Oculus also announced (via VentureBeat) that it won’t have a booth at E3 this year. Again, it’s hard to tell if it’s skipping E3 because it feels there’s no point (as with EA and Wargaming) or if it’s indicative of more serious problems at the company. Time will tell, I guess.
Dota 2 is winding up for The International 2017, its annual tournament, and Valve’s officially started selling the Battle Pass for this year’s iteration—the proceeds of which go to fund The International’s prize pool. Less than day in and the prize pool already sits (as of writing) at $2.5 million.
For the record: $20.7 million is the target to beat from last year’s prize.

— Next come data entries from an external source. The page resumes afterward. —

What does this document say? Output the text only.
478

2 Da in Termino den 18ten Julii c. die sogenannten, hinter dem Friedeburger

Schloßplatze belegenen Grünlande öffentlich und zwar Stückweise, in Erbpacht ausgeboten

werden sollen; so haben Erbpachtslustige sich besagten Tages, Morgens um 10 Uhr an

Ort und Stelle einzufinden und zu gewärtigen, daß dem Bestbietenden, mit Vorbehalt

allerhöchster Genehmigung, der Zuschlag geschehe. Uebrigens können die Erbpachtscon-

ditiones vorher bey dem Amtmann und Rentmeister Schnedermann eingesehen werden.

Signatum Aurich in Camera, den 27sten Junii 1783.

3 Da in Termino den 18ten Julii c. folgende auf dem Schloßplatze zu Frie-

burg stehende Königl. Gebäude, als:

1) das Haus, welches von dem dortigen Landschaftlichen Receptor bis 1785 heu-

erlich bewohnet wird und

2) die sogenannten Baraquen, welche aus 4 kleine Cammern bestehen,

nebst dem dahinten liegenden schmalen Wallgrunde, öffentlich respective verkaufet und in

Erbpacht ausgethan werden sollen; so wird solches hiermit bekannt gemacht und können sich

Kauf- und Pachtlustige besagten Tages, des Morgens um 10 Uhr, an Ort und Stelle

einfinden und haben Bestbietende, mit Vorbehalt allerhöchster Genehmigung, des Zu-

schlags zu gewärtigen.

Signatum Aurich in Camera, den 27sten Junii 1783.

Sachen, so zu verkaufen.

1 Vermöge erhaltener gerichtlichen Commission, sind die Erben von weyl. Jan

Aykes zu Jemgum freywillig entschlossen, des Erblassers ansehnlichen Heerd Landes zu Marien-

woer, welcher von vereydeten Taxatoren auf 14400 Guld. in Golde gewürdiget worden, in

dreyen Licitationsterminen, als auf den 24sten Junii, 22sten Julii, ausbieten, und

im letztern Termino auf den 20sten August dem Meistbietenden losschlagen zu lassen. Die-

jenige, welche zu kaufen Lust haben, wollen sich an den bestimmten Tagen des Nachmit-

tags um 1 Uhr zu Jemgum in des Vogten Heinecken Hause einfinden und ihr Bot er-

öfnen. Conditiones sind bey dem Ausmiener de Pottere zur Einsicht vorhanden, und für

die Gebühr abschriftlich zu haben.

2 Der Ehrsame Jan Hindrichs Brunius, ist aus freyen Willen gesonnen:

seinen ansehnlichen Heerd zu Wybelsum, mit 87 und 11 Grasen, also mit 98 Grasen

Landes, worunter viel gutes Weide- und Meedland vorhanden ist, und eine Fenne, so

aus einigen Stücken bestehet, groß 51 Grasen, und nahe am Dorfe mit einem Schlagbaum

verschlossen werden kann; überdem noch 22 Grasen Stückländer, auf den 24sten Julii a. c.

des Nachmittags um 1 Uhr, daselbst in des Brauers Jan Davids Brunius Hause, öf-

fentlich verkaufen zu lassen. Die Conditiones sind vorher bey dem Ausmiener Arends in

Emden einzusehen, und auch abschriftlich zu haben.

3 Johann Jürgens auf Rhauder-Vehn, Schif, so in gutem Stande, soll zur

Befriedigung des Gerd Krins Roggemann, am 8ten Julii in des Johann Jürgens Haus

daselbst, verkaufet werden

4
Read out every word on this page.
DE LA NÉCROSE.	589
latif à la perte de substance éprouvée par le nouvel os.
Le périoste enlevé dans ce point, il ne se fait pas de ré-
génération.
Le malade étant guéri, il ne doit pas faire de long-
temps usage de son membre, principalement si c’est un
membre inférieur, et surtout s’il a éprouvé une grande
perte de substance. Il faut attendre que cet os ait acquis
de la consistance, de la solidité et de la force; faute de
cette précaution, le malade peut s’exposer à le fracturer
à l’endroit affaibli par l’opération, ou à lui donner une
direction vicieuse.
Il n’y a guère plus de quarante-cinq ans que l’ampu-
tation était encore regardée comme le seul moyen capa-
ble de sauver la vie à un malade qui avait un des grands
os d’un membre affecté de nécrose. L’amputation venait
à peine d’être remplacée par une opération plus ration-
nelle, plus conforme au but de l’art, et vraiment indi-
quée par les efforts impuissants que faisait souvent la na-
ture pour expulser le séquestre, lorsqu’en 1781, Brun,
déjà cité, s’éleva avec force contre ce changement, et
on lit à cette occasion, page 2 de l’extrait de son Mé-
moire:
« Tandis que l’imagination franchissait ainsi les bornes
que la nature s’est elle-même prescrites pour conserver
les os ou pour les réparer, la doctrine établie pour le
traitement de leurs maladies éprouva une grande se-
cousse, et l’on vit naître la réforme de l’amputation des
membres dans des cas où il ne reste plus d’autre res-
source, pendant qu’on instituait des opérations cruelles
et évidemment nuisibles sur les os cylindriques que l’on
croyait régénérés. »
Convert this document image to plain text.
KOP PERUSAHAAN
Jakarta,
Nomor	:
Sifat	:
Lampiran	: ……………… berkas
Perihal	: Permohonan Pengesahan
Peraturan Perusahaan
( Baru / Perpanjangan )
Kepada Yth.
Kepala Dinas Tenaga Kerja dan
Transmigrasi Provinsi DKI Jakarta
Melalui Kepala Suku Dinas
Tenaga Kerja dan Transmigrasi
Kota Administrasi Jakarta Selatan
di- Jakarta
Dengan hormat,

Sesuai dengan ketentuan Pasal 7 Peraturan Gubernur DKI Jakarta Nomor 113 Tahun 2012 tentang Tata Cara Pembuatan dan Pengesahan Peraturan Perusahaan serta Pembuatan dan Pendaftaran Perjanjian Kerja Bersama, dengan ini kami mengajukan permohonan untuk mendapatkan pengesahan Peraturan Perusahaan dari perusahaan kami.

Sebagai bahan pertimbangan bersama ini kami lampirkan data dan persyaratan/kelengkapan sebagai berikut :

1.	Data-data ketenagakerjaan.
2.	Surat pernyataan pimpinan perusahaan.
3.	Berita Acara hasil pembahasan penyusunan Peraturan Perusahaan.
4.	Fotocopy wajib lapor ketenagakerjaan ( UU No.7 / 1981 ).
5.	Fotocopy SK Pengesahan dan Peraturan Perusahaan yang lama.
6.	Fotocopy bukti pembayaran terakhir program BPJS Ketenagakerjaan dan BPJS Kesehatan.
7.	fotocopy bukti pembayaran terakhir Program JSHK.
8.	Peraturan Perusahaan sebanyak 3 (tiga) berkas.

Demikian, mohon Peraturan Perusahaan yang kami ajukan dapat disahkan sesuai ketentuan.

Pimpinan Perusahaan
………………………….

Sweetening the pot this year? All Battle Pass owners get access to a two-part co-op campaign, titled Siltbreaker. You can find the details here, but the short version:
“This all-new campaign calls upon you to party up with three friends or queue-met allies to battle through a diverse landscape of loathsome monsters, cunning traps, and other lethal terrors. With the fate of Dark Reef and the safety of the free seas hanging by a fish-gut thread, you’ll need to work together if you’re to find any hope for survival.”
Take a breath
More Valve news as we close out the week. If you’ve ever submitted a support request to Valve and been annoyed you received a canned reply, Valve wants you to take a breath and consider this: Apparently the company receives 75 thousand support requests every single day, mostly related to refunds.
If you want to dig into the numbers, Valve’s given support requests their own stats page. I still think Valve’s support should be better, given the importance of Steam, but oof—75 thousand requests a day sure does sound like a ton.
And one more Valve tidbit: Half-Life 2/Portal/Left 4 Dead writer Chet Faliszek departed Valve this week, making him the third high-profile writer to leave the company in the last year or so (along with Erik Wolpaw and Marc Laidlaw). Best of luck to him, and best of luck to Valve. Seems like writers must be in short supply over there at this point.